If your external hard drive isn’t powering on or spinning up, that indicates a serious mechanical fault. There are a few possible causes:

– Spindle motor failure – The motor that rotates the platters seizes up and can’t get the HDD spinning.

– Stuck heads – The read/write heads get stuck on the platter surface and prevent rotation.

– Controller malfunction – The bridge board or control circuits fail so the drive electronics stop working properly.

– Broken SATA/USB connector – Damage to the SATA or USB port interfaces interrupts communication.

– No power – Cables get accidentally disconnected or internally damaged so no power is delivered.

– Burnt circuit board – Electrical surges fry the PCB electronics which disable HDD components.

– Seized bearings – The mechanical bearing assembly gets stuck and prevents platter rotation.

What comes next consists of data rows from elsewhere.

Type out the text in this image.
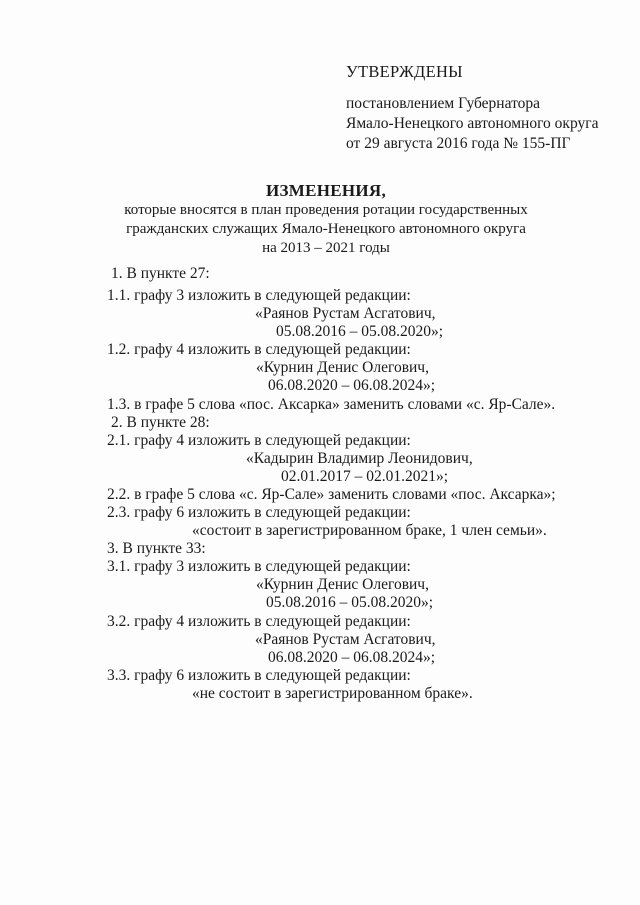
УТВЕРЖДЕНЫ
постановлением Губернатора
Ямало-Ненецкого автономного округа
от 29 августа 2016 года № 155-ПГ
ИЗМЕНЕНИЯ,
которые вносятся в план проведения ротации государственных
гражданских служащих Ямало-Ненецкого автономного округа
на 2013 – 2021 годы
1. В пункте 27:
1.1. графу 3 изложить в следующей редакции:
«Раянов Рустам Асгатович,
05.08.2016 – 05.08.2020»;
1.2. графу 4 изложить в следующей редакции:
«Курнин Денис Олегович,
06.08.2020 – 06.08.2024»;
1.3. в графе 5 слова «пос. Аксарка» заменить словами «с. Яр-Сале».
2. В пункте 28:
2.1. графу 4 изложить в следующей редакции:
«Кадырин Владимир Леонидович,
02.01.2017 – 02.01.2021»;
2.2. в графе 5 слова «с. Яр-Сале» заменить словами «пос. Аксарка»;
2.3. графу 6 изложить в следующей редакции:
«состоит в зарегистрированном браке, 1 член семьи».
3. В пункте 33:
3.1. графу 3 изложить в следующей редакции:
«Курнин Денис Олегович,
05.08.2016 – 05.08.2020»;
3.2. графу 4 изложить в следующей редакции:
«Раянов Рустам Асгатович,
06.08.2020 – 06.08.2024»;
3.3. графу 6 изложить в следующей редакции:
«не состоит в зарегистрированном браке».
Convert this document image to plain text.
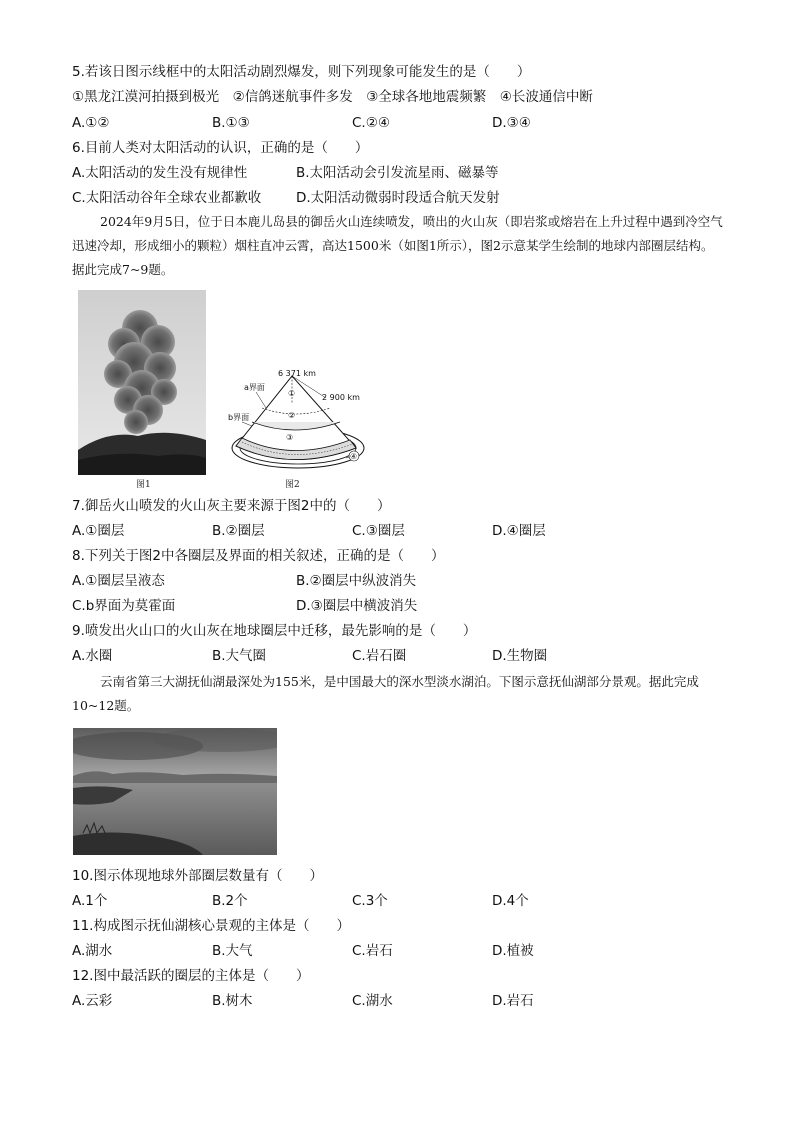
5.若该日图示线框中的太阳活动剧烈爆发，则下列现象可能发生的是（　　）
①黑龙江漠河拍摄到极光　②信鸽迷航事件多发　③全球各地地震频繁　④长波通信中断
A.①②	B.①③	C.②④	D.③④
6.目前人类对太阳活动的认识，正确的是（　　）
A.太阳活动的发生没有规律性	B.太阳活动会引发流星雨、磁暴等
C.太阳活动谷年全球农业都歉收	D.太阳活动微弱时段适合航天发射

2024年9月5日，位于日本鹿儿岛县的御岳火山连续喷发，喷出的火山灰（即岩浆或熔岩在上升过程中遇到冷空气迅速冷却，形成细小的颗粒）烟柱直冲云霄，高达1500米（如图1所示），图2示意某学生绘制的地球内部圈层结构。据此完成7~9题。

图1
6 371 km
2 900 km
a界面
b界面
①
②
③
④
图2
7.御岳火山喷发的火山灰主要来源于图2中的（　　）
A.①圈层	B.②圈层	C.③圈层	D.④圈层
8.下列关于图2中各圈层及界面的相关叙述，正确的是（　　）
A.①圈层呈液态	B.②圈层中纵波消失
C.b界面为莫霍面	D.③圈层中横波消失
9.喷发出火山口的火山灰在地球圈层中迁移，最先影响的是（　　）
A.水圈	B.大气圈	C.岩石圈	D.生物圈

云南省第三大湖抚仙湖最深处为155米，是中国最大的深水型淡水湖泊。下图示意抚仙湖部分景观。据此完成10~12题。

10.图示体现地球外部圈层数量有（　　）
A.1个	B.2个	C.3个	D.4个
11.构成图示抚仙湖核心景观的主体是（　　）
A.湖水	B.大气	C.岩石	D.植被
12.图中最活跃的圈层的主体是（　　）
A.云彩	B.树木	C.湖水	D.岩石
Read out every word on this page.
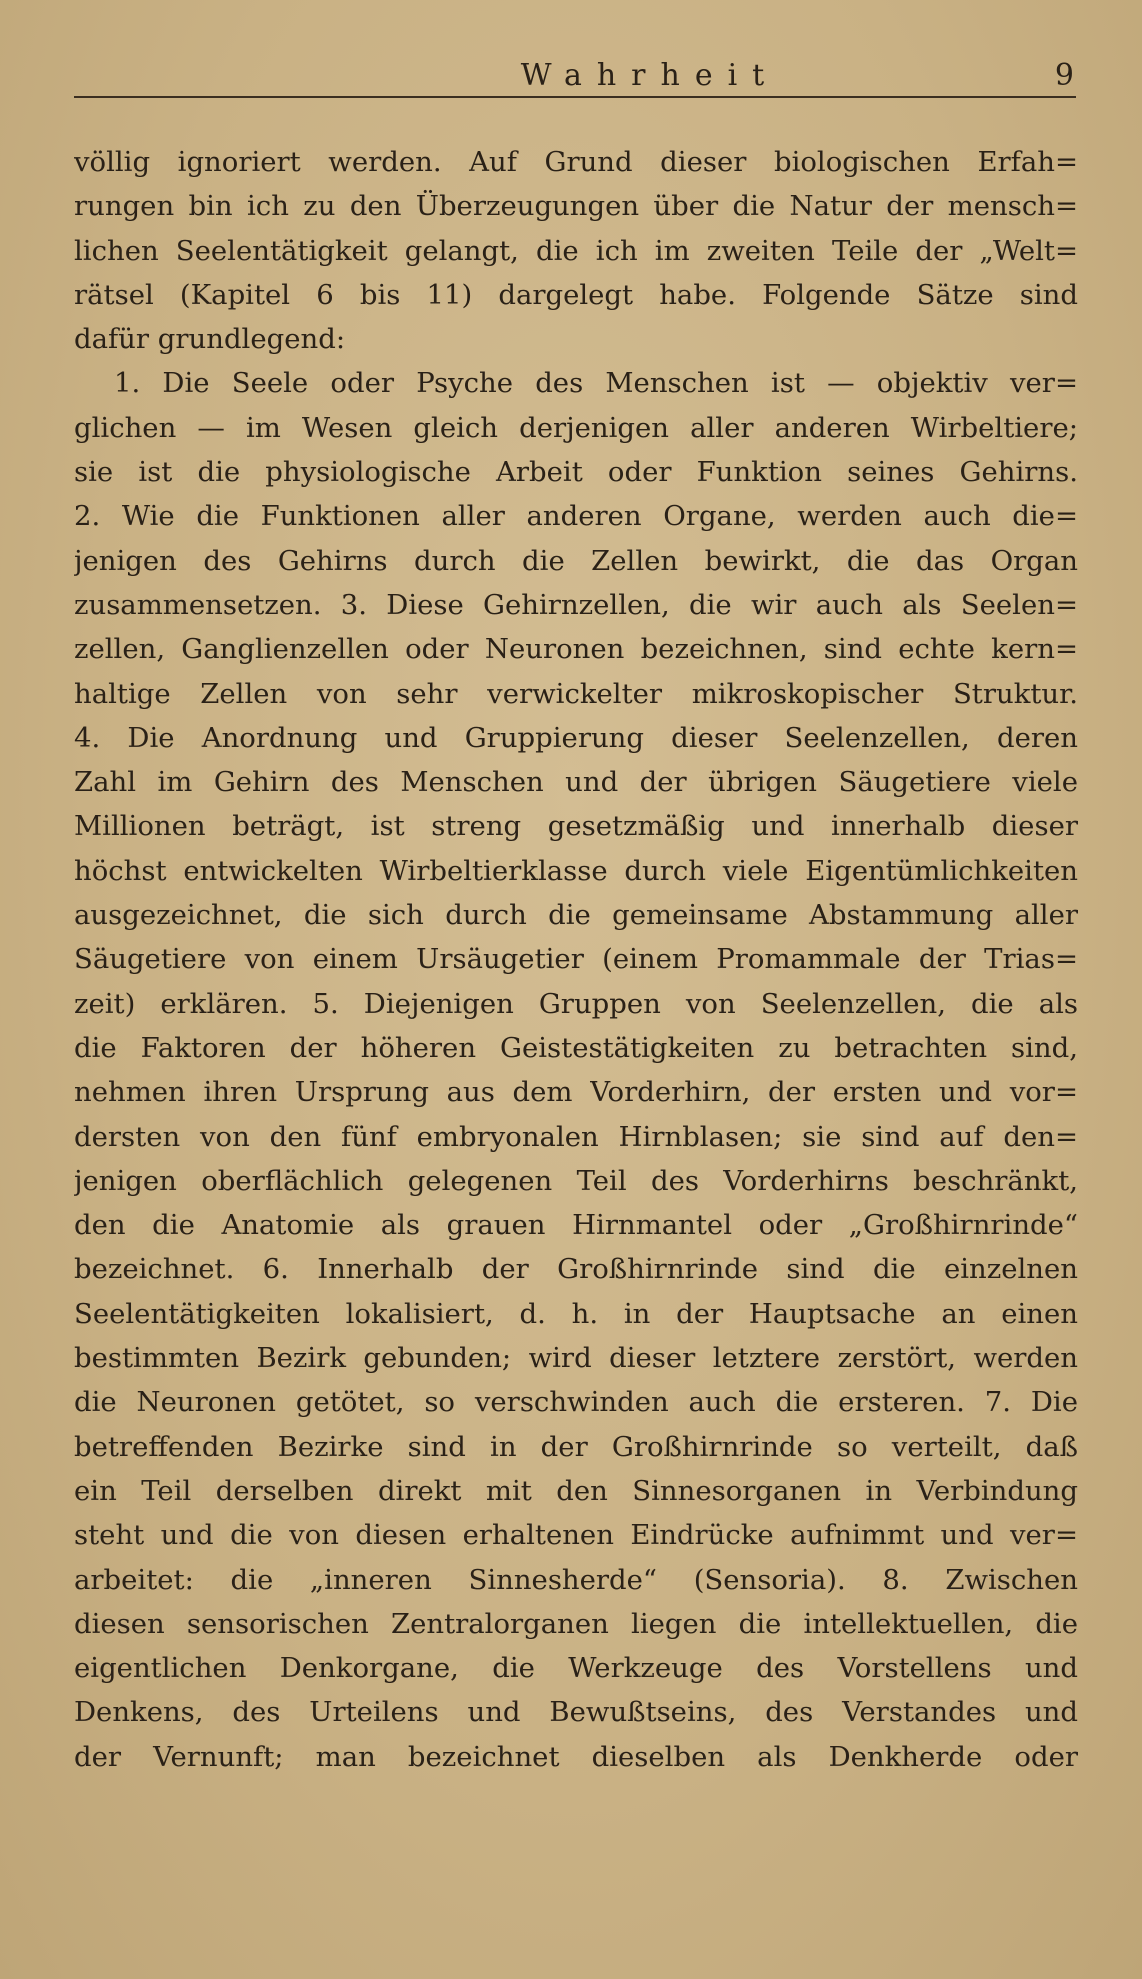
Wahrheit	9
völlig ignoriert werden. Auf Grund dieser biologischen Erfah=
rungen bin ich zu den Überzeugungen über die Natur der mensch=
lichen Seelentätigkeit gelangt, die ich im zweiten Teile der „Welt=
rätsel (Kapitel 6 bis 11) dargelegt habe. Folgende Sätze sind
dafür grundlegend:
1. Die Seele oder Psyche des Menschen ist — objektiv ver=
glichen — im Wesen gleich derjenigen aller anderen Wirbeltiere;
sie ist die physiologische Arbeit oder Funktion seines Gehirns.
2. Wie die Funktionen aller anderen Organe, werden auch die=
jenigen des Gehirns durch die Zellen bewirkt, die das Organ
zusammensetzen. 3. Diese Gehirnzellen, die wir auch als Seelen=
zellen, Ganglienzellen oder Neuronen bezeichnen, sind echte kern=
haltige Zellen von sehr verwickelter mikroskopischer Struktur.
4. Die Anordnung und Gruppierung dieser Seelenzellen, deren
Zahl im Gehirn des Menschen und der übrigen Säugetiere viele
Millionen beträgt, ist streng gesetzmäßig und innerhalb dieser
höchst entwickelten Wirbeltierklasse durch viele Eigentümlichkeiten
ausgezeichnet, die sich durch die gemeinsame Abstammung aller
Säugetiere von einem Ursäugetier (einem Promammale der Trias=
zeit) erklären. 5. Diejenigen Gruppen von Seelenzellen, die als
die Faktoren der höheren Geistestätigkeiten zu betrachten sind,
nehmen ihren Ursprung aus dem Vorderhirn, der ersten und vor=
dersten von den fünf embryonalen Hirnblasen; sie sind auf den=
jenigen oberflächlich gelegenen Teil des Vorderhirns beschränkt,
den die Anatomie als grauen Hirnmantel oder „Großhirnrinde“
bezeichnet. 6. Innerhalb der Großhirnrinde sind die einzelnen
Seelentätigkeiten lokalisiert, d. h. in der Hauptsache an einen
bestimmten Bezirk gebunden; wird dieser letztere zerstört, werden
die Neuronen getötet, so verschwinden auch die ersteren. 7. Die
betreffenden Bezirke sind in der Großhirnrinde so verteilt, daß
ein Teil derselben direkt mit den Sinnesorganen in Verbindung
steht und die von diesen erhaltenen Eindrücke aufnimmt und ver=
arbeitet: die „inneren Sinnesherde“ (Sensoria). 8. Zwischen
diesen sensorischen Zentralorganen liegen die intellektuellen, die
eigentlichen Denkorgane, die Werkzeuge des Vorstellens und
Denkens, des Urteilens und Bewußtseins, des Verstandes und
der Vernunft; man bezeichnet dieselben als Denkherde oder
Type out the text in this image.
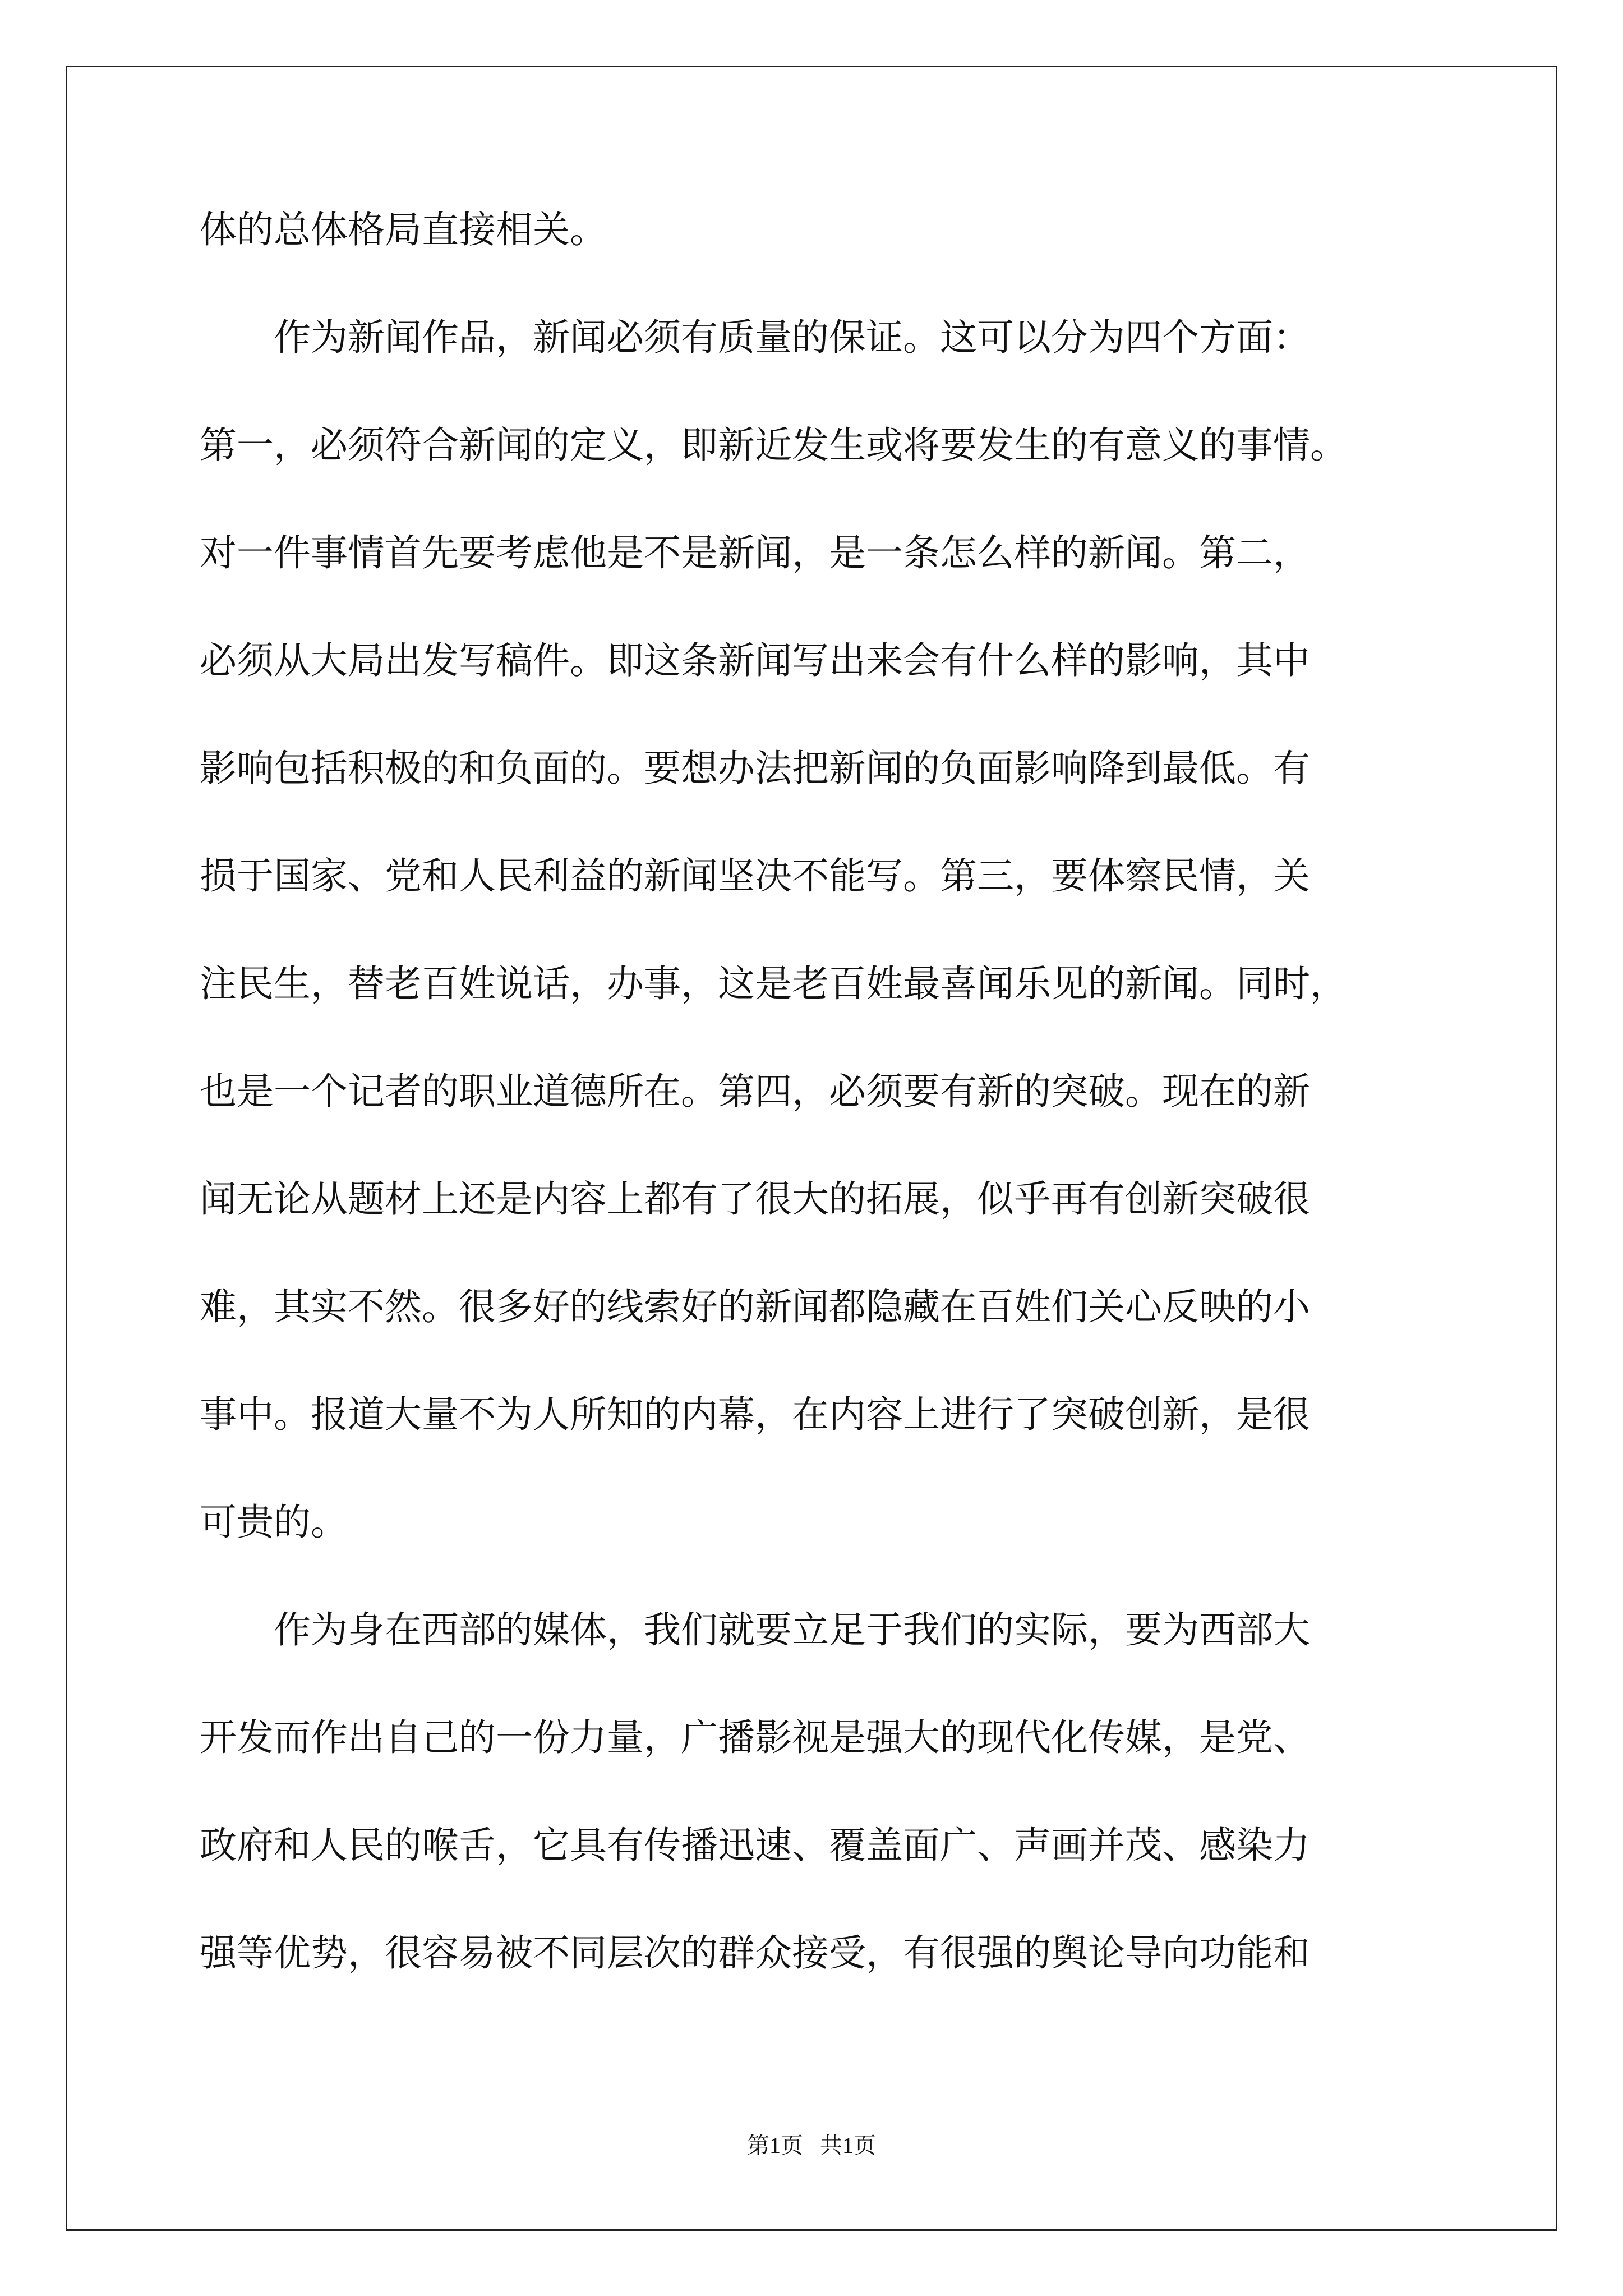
体的总体格局直接相关。
　　作为新闻作品，新闻必须有质量的保证。这可以分为四个方面：
第一，必须符合新闻的定义，即新近发生或将要发生的有意义的事情。
对一件事情首先要考虑他是不是新闻，是一条怎么样的新闻。第二，
必须从大局出发写稿件。即这条新闻写出来会有什么样的影响，其中
影响包括积极的和负面的。要想办法把新闻的负面影响降到最低。有
损于国家、党和人民利益的新闻坚决不能写。第三，要体察民情，关
注民生，替老百姓说话，办事，这是老百姓最喜闻乐见的新闻。同时，
也是一个记者的职业道德所在。第四，必须要有新的突破。现在的新
闻无论从题材上还是内容上都有了很大的拓展，似乎再有创新突破很
难，其实不然。很多好的线索好的新闻都隐藏在百姓们关心反映的小
事中。报道大量不为人所知的内幕，在内容上进行了突破创新，是很
可贵的。
　　作为身在西部的媒体，我们就要立足于我们的实际，要为西部大
开发而作出自己的一份力量，广播影视是强大的现代化传媒，是党、
政府和人民的喉舌，它具有传播迅速、覆盖面广、声画并茂、感染力
强等优势，很容易被不同层次的群众接受，有很强的舆论导向功能和
第1页   共1页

If an external HDD is not powering up, the circuitry or mechanical components have catastrophically failed in most cases. At that point, professional data recovery services will be required to attempt extracting your files before replacing the dead drive.

HDD makes beeping noise

If your hard drive starts beeping abnormally, that’s a bad sign. The beeps are an alert generated by the internal HDD logic board when there is a critical hardware failure detected.

Possible causes include:

– Bad power supply – Issues with the power supply unit can cause beep codes. Try a different compatible PSU cable.

– Damaged controller board – Faulty components on the logic board trigger error beep sequences. May require board replacement.

– Failed spindle motor – A seized spindle motor often creates a beep pattern signaling the drive can’t spin up.

– Stuck heads – Jammed heads produce detectable resistance that generates beep alerts.

– Badsectors – Severe platter surface defects trigger warning beeps during operation.

– Firmware corruption – glitches in the HDD’s programmable firmware can lead to beep codes.

– Overheating – Critical temperature thresholds exceeded lead to overheat warning beeps.

Don’t ignore new HDD beeping noises. The sounds indicate a catastrophic mechanical or electrical failure. Turn off the computer immediately and backup critical data before the drive completely dies. The beeps likely mean the HDD needs replacing.

Can’t Open Files on External HDD

When your external hard drive won’t open any files and displays access or I/O errors, that points to major file system corruption. Causes include:

– Bad sectors – Unreadable platter surface areas lead to missing file system data.

– Directory damage – Errors make the folder structures unreadable so no files are found.

– Partition loss – The partition data including file allocation tables and boot records is corrupted.

– Viruses – Malware and spyware infections damage filesystem data and cause widespread file inaccessibility.

– Power failure – Improper drive disconnects during power loss cause filesystem inconsistencies.

– Controller failure – glitches in the bridge chip firmware cause widespread data access issues.

– Broken port – Damaged USB or eSATA connections interrupt communications.

– Cable problems – Faulty cabling prevents proper data transfer between the drive and computer.

If your external HDD won’t open any files, don’t run chkdsk or reformat the drive. This can overwrite your existing data making it unrecoverable. Use data recovery software or professionals to restore the files before reformatting the external drive.


Catching the signs of a failing hard drive early allows you to take preventative steps before catastrophic failure results in permanent data loss. Periodically scan your HDDs using built-in SMART diagnostics tools. Also be on the alert for performance issues, strange noises, crashes, file corruption, bad sectors, and mechanical problems. Immediately backup your data and replace any potentially failing drives. With proper prevention and diligence, you can avoid losing precious files and photos stored on deteriorating HDD hardware.